La città di Gerusalemme sta assistendo ad una vera e propria rivoluzione dell’industria alberghiera: ci si aspetta, infatti, che saranno aggiunte alla sua capacità ricettiva migliaia di camere nei prossimi anni.
Secondo i dati presentati dalla Jerusalem Development Authority, la città ha registrato un aumento nel numero delle stanze d’hotel pari a 1.700 in più, nel solo biennio 2015-2016, e altre 5.000 andranno, nei prossimi cinque anni, ad arricchire il panorama dell’accoglienza gerosolimitana – camere che sono già state approvate e per la cui realizzazione sono già stati individuati specifici costruttori.
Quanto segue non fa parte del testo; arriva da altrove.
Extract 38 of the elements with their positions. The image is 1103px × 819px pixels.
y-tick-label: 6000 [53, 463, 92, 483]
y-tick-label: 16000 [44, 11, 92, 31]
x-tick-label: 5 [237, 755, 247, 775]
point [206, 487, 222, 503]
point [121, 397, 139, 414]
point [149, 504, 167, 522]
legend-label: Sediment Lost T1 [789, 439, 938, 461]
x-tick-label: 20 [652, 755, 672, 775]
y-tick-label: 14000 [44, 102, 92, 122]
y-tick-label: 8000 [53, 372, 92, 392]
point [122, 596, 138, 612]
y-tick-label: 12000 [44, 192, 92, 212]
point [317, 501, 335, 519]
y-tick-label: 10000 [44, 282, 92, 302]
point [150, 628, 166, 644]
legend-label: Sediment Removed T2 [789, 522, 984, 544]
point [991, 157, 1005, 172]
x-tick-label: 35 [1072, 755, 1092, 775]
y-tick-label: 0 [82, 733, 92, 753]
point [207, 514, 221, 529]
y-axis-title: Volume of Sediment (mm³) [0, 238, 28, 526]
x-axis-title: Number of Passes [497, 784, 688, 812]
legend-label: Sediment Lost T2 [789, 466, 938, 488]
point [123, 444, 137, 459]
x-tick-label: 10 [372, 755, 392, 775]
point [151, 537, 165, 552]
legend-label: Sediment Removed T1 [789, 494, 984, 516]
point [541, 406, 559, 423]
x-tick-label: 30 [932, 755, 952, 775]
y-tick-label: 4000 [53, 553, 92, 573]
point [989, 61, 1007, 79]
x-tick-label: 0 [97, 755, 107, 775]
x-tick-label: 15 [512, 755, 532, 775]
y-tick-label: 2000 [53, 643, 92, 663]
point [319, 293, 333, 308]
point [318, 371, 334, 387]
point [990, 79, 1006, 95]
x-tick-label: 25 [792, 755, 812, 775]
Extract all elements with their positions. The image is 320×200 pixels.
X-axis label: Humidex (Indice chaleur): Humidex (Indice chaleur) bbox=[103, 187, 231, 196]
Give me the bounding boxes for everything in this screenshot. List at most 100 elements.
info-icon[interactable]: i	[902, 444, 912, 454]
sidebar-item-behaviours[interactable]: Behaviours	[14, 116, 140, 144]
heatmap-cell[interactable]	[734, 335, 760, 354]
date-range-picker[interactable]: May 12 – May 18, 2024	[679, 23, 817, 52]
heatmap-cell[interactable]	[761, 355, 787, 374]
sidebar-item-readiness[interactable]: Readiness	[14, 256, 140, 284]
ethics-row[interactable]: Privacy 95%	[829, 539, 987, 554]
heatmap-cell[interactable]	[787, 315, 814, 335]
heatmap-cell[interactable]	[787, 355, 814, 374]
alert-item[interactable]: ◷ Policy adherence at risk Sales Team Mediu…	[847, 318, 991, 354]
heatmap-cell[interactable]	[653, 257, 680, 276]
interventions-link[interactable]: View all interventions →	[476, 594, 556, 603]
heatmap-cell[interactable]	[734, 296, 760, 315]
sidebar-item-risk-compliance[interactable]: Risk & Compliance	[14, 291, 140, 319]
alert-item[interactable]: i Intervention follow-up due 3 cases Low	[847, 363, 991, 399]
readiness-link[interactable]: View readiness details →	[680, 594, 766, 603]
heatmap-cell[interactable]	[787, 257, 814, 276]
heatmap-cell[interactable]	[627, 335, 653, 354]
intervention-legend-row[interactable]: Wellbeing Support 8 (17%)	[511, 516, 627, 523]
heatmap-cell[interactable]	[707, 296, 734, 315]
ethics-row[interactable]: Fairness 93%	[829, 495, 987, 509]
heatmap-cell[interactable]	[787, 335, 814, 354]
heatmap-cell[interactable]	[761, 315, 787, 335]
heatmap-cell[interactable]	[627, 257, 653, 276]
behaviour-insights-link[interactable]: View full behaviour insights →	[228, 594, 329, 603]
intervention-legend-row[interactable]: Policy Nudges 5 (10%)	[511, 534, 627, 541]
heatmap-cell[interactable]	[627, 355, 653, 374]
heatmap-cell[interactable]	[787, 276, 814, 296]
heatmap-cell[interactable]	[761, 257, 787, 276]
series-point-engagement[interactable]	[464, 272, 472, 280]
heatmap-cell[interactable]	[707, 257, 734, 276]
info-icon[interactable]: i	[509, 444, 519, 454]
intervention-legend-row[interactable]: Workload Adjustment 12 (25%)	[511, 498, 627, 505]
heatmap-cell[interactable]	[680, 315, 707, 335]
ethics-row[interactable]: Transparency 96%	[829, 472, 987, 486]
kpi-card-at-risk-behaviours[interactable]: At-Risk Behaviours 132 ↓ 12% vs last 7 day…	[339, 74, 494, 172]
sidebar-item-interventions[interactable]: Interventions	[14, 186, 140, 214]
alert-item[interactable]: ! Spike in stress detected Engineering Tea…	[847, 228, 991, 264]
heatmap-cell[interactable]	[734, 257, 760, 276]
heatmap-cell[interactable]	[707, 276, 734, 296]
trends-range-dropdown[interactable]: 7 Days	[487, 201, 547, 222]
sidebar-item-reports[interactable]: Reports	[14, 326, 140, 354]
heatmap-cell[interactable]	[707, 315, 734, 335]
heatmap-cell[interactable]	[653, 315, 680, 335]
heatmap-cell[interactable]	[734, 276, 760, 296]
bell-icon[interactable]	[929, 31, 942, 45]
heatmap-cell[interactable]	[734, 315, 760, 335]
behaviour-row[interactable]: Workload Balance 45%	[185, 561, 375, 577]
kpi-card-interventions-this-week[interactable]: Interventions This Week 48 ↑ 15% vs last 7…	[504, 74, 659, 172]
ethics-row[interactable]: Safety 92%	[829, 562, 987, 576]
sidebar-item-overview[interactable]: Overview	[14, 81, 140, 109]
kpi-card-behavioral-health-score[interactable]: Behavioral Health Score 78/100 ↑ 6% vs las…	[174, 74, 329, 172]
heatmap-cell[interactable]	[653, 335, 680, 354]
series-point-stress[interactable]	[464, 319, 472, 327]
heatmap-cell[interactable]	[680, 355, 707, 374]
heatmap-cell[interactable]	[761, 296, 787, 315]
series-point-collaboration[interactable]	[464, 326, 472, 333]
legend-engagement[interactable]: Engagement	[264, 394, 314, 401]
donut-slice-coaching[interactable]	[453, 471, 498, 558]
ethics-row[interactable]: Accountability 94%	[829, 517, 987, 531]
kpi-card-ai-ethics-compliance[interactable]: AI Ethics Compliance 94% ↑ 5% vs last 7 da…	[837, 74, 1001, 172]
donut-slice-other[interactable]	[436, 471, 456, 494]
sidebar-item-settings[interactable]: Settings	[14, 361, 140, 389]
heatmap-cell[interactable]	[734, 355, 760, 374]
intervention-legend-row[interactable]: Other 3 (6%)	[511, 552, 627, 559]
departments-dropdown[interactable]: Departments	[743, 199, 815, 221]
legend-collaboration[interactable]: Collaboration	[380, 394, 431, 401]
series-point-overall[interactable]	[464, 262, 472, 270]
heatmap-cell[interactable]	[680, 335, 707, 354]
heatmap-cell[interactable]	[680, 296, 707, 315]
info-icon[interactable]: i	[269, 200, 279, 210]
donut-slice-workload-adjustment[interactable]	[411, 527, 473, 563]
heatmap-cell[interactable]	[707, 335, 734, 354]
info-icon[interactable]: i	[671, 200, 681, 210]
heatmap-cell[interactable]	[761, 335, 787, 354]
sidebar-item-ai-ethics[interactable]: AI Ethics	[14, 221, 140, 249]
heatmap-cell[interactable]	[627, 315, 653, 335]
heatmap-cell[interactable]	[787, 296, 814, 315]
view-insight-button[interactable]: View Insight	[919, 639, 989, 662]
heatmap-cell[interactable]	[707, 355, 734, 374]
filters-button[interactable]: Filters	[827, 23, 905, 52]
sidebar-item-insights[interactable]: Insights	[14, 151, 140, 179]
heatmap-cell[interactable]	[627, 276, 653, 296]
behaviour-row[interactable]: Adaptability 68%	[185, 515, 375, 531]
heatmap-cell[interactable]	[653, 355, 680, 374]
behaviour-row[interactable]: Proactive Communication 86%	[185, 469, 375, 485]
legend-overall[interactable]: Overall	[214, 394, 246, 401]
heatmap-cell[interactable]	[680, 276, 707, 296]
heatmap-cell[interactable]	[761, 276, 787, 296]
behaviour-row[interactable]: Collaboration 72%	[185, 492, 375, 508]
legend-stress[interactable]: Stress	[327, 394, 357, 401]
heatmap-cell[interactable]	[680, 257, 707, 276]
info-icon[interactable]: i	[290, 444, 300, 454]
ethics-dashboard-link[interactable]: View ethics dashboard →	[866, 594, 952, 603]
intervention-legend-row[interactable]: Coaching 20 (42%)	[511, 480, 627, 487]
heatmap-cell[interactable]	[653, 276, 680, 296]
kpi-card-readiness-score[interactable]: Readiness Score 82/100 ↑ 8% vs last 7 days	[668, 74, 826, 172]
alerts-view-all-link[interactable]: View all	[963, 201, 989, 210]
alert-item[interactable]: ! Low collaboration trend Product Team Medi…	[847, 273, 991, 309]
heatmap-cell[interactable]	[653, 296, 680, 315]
Gli hotel di categoria cinque stelle, tra cui quello appartenente alla catena internazionale Waldorf Astoria, l’American Colony Hotel, l’Hotel Yehuda, il Mamilla Hotel e l’Orient Hotel parte della catena di hotel israeliana Isrotel Ltd., hanno conquistato, negli ultimi mesi, la maggior parte delle prime pagine dei giornali. Queste strutture hanno, infatti, avviato collaborazioni con facoltosi ebrei provenienti da tutto il modo, proprietari di edifici esclusivi siti a Gerusalemme.
Allo stesso tempo, i piani di sviluppo turistico prevedono progetti che coinvolgeranno una serie di alberghi che permetteranno a turisti locali e stranieri di pernottare in strutture meno care. Le camere che si sono aggiunte sono state progettate in modo da rispondere al continuo incremento di pernottamenti turistici nella città registrato negli ultimi anni. I turisti stranieri hanno raggiunto una quota di overnight pari a oltre 2,5 milioni nel 2015, cioè il 31% del valore totale registrato da tutta Israele e relativo ai soli turisti stranieri.
Contemporaneamente alla crescita del numero dei turisti, e per rispondere in modo efficace alla mancanza di camere d’hotel della città, la Municipalità di Gerusalemme e la Jerusalem Development Authority hanno deciso di unire le forze. Nel 2014 hanno dato vita al “green track” per hotel in apertura, iniziativa volta ad incoraggiare imprenditori privati a costruire alberghi a Gerusalemme. Il green track è stato pensato per accorciare notevolmente i processi burocratici legati alla costruzione di nuove strutture. Il piano permette a chiunque disponga di terra destinata a costruzioni residenziali, commerciali o uffici, di cambiarne destinazione d’uso in un lasso di tempo notevolmente ridotto, e ottenere i permessi più facilmente. Durante l’intero iter, il costruttore è seguito passo dopo passo da un referente della Jerusalem Development Authority e la sua richiesta viene trattata in modo prioritario da parte di agenzie che lavorano a questo tipo di progetti. La durata del processo burocratico è stata così ridotta da 30 mesi/3 anni a 18 mesi appena.
“Gerusalemme è una destinazione internazionale che affascina circa 4 miliardi di persone in tutto il mondo, il cui sogno è visitarla”, ha affermato il Sindaco di Gerusalemme Nir Barkat. “Negli ultimi anni, abbiamo raddoppiato il numero dei turisti che ci hanno visitato, raggiungendo quota 4 milioni all’anno. In stretta connessione con il governo, stiamo sviluppando e rafforzando costantemente il comparto turistico e l’industria ad esso associata che supportano sia l’economia municipale che quella della città in toto”. Altro dato estremamente interessante viene da Expedia: secondo quanto pubblicato sul portale, le prenotazioni tramite il sito sono addirittura triplicate nell’ultimo trimestre. “Abbiamo trovato il modo di sponsorizzare sia hotel di lusso che meno cari”, ha affermato Ilanit Melchior, Direttrice della Jerusalem Development Authority, che ha proseguito spiegando che “la crescita è stata trainata principalmente dalle soluzioni meno costose”.
La città di Gerusalemme merita di essere visitata: i siti di intrattenimento offrono opzioni adatte a tutti, durante la settimana come nei weekend. Il mercato a cielo aperto di Mahane Yehuda è uno strepitoso centro gastronomico e di divertimento, aperto giorno e notte. La sua offerta culturale e storica è imbattibile.